Is Social Media Making You Un-Social About Threats

The government has been rasing awareness about cyber security. With online world becoming the reality, a pop-up message or an unwanted social media activity can land up in middle of nowhere. The processes to retrieve and then conclude of what is lost can be massive.  Ever click on suspicious web links, always verify email address before opening it, never share your OTP and be careful on social media are said to be attaining the citizens eye balls but mostly skipping in front of lakhs of touch and clicks every day. In 2022, figures stood at 125 (Facebook), 39 (Instagram), 540 (Twitter), 293 (YouTube) and 99 (others) when talking about compromising your identity and security online. There were 1,717 takedowns on Facebook in 2020, 1,273 on Instagram, 2,731 on Twitter, 2,175 on YouTube and 1,963 on other platforms. In 2019 , which saw the highest takedowns on Facebook (2,049), there were 75 posts on Instagram that were taken down, 1,041 on Twitter, 409 on YouTube and 61 on other platforms. In 2018, the figures stood at 1,555 (Facebook), Instagram (379), Twitter (224), YouTube (161) and others (480). Last week, in its transparency report, Twitter said that after the US, India was the country that sought information on Twitter accounts the most, and that India accounted for 19 per cent of such requests globally.

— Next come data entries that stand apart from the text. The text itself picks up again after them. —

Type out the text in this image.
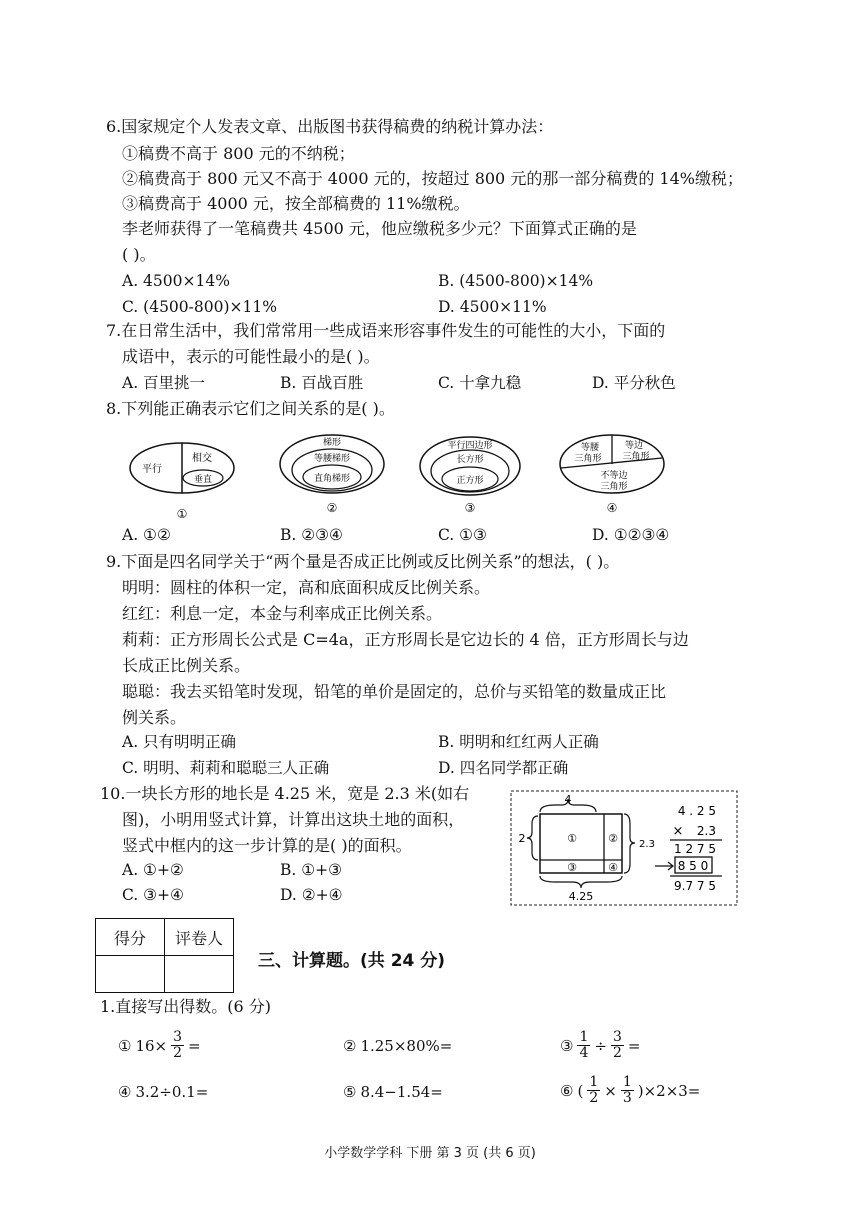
6.国家规定个人发表文章、出版图书获得稿费的纳税计算办法：
①稿费不高于 800 元的不纳税；
②稿费高于 800 元又不高于 4000 元的，按超过 800 元的那一部分稿费的 14%缴税；
③稿费高于 4000 元，按全部稿费的 11%缴税。
李老师获得了一笔稿费共 4500 元，他应缴税多少元？下面算式正确的是
( )。
A. 4500×14%	B. (4500-800)×14%
C. (4500-800)×11%	D. 4500×11%
7.在日常生活中，我们常常用一些成语来形容事件发生的可能性的大小，下面的
成语中，表示的可能性最小的是( )。
A. 百里挑一	B. 百战百胜	C. 十拿九稳	D. 平分秋色
8.下列能正确表示它们之间关系的是( )。
平行
相交
垂直
①
梯形
等腰梯形
直角梯形
②
平行四边形
长方形
正方形
③
等腰
三角形
等边
三角形
不等边
三角形
④
A. ①②	B. ②③④	C. ①③	D. ①②③④
9.下面是四名同学关于“两个量是否成正比例或反比例关系”的想法，( )。
明明：圆柱的体积一定，高和底面积成反比例关系。
红红：利息一定，本金与利率成正比例关系。
莉莉：正方形周长公式是 C=4a，正方形周长是它边长的 4 倍，正方形周长与边
长成正比例关系。
聪聪：我去买铅笔时发现，铅笔的单价是固定的，总价与买铅笔的数量成正比
例关系。
A. 只有明明正确	B. 明明和红红两人正确
C. 明明、莉莉和聪聪三人正确	D. 四名同学都正确
10.一块长方形的地长是 4.25 米，宽是 2.3 米(如右
图)，小明用竖式计算，计算出这块土地的面积，
竖式中框内的这一步计算的是( )的面积。
A. ①+②	B. ①+③
C. ③+④	D. ②+④
4
2	①	②
③	④
2.3
4.25
4 . 2 5
× 2.3
1 2 7 5
8 5 0
9.7 7 5
得分	评卷人

三、计算题。(共 24 分)
1.直接写出得数。(6 分)
① $16\times \frac{3}{2}$ =	② 1.25×80%=	③ $\frac{1}{4} \div \frac{3}{2}$ =
④ 3.2÷0.1=	⑤ 8.4−1.54=	⑥ ( $\frac{1}{2} \times \frac{1}{3} )\times 2\times 3=$
小学数学学科 下册 第 3 页 (共 6 页)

Just for a fact, the US Congress has passed the $280bn Chips and Science Act, providing $52bn in subsidies for US semiconductor manufacturers. Governments across the globe – including the United States, China, India, South Korea, Japan and many others – are embarking on multi-billion-dollar investments in infrastructure improvements, with semiconductors a leading beneficiary.

Semiconductors in the Age of Cybersecurity

Today it is not hard to find the word IoT, IIoT, Industry 4.0 in the latest dictionary of semiconductor industry. Every company, chip-maker is fiddling with this new connected idea. But this new technologies lies the defining truth of Security. While many says to be pro-active the latter finds new technologies to enrich their cyber security experiences for their customers.  The combination of advancements in chip technology and the extraordinary level of globalization in the semiconductor industry has spurred enormous changes in the way semiconductor chips are designed, manufactured and used.

Not to forget the race faster time to market and cost-sensitive while integrating seamless supply chain is mostly at the cost of growing cybersecurity concerns. This is alongside giving hackers newer ways to deep dive into the design process and therefore landing inside these new electronics. While hackers can infect a computer or even a system of computers with malware, the connections are broader, deeper and less well-managed in the IoT-powered world. IoT applications creates more challenges for System on a Chip (SoC) designers, and these are no longer limited to time and cost. More complexity means significant integration and validation effort, huge investments, and extensive engineering resource requirements. Chip designers need to focus on implementing security at the design phase, building hardware that incorporates hardened security features to see devices protected throughout their lifecycle from chip manufacturing, to day-to-day deployment, to decommissioning. The way out seems toiling but the opportunities it can create can be just valued beyond expectations.